Symbolic information in disassembler output


As I understand it, old disassembler (based on libedis) could print symbolic information instead/beside address operand of an instruction. And it looks like there is not such ability in disassembler now. Is this responsibility shifted on some other component of lldb? Or it was considered as useless and was removed at all?



I don't think anybody thought of it as useless. It's one of the things Jason has been trying to find time to do for a while now.

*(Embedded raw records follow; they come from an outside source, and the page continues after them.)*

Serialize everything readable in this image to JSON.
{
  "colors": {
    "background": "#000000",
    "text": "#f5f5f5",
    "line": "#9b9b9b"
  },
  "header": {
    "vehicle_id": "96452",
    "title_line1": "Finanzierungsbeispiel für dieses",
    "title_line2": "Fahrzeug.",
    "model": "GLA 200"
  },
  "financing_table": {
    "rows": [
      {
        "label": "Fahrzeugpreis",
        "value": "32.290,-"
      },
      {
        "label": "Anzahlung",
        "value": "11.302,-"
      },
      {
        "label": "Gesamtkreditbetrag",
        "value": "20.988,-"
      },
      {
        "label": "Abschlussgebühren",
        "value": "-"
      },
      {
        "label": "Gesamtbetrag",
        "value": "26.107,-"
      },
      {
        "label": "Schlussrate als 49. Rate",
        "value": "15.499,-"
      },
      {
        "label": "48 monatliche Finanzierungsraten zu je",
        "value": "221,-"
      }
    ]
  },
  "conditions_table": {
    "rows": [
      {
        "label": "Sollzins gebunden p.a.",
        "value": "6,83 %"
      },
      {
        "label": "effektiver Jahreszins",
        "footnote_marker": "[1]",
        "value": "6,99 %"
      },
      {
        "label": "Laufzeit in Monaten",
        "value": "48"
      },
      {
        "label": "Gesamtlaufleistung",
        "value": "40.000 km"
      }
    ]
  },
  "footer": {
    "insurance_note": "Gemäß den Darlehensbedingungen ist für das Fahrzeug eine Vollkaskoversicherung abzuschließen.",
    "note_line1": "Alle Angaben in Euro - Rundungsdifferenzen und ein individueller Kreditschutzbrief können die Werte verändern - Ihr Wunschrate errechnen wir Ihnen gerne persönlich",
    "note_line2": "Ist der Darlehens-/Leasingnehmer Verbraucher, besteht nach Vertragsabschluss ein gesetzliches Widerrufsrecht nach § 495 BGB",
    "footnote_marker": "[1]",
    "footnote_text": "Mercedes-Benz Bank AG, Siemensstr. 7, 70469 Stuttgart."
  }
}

InstructionLLVMC is the main concrete Instruction subclass in llvm now, and relies on MCInst for most of the heavy lifting. So we should work with MCInst to figure out how to do this.


I believe libedis was deprecated many years ago and hasn't returned. We use the standard LLVM disassembler, so any features need to be built into llvm::MCInst.

Greg is right that this was a libedis feature and has no equivalent in LLDB today.

MCInst, however, doesn’t have enough information by itself to do this. The reason is that for many things that are considered “operands,” the MCInst has several underlying operands. For example, an operand that was expressed as a register + an offset would be represented in MCInst as a register operand and in immediate operand, and only correlating the opcode with the LLVM instruction tables (and possibly some special knowledge) would tell you that the two belong together.

Additionally, libedis could express the semantics of the instruction operands (e.g., “this is a source operand and represents the result of dereferncing rbp - 4”) , and inform the client what ranges of characters in the generated string represented each high level operand. Both of these features are not exposed anywhere at the moment, and in fact the underlying knowledge was lost when the edis TableGen backend was deprecated.

There are a few LLDB features that reads instructions and attempt to interpret them:

  • The fast unwinder looks for specific bit patterns (see UnwindAssembly_x86::GetFastUnwindPlan in UnwindAssembly-x86.cpp);

  • The ARM instruction emulator has its own home-grown instruction table (see EmulateInstructionARM64.cpp); and

  • The crash diagnose functionality actually parses the output strings from the disassembler (see DoGuessValueAt in StackFrame.cpp).


I got it. I hoped that this work was just removed in other library, despite I didn’t find something like that anywhere in lldb. Also I supposed there were some certain reason to remove it. But since it is just not implemented yet, I have no questions more) Thank you all for explanation!

Due to complicated instruction formats it is very undesired for me to implement instruction tables again. DoGuessValueAt in StackFrame looks like what I need, thanks for this hint!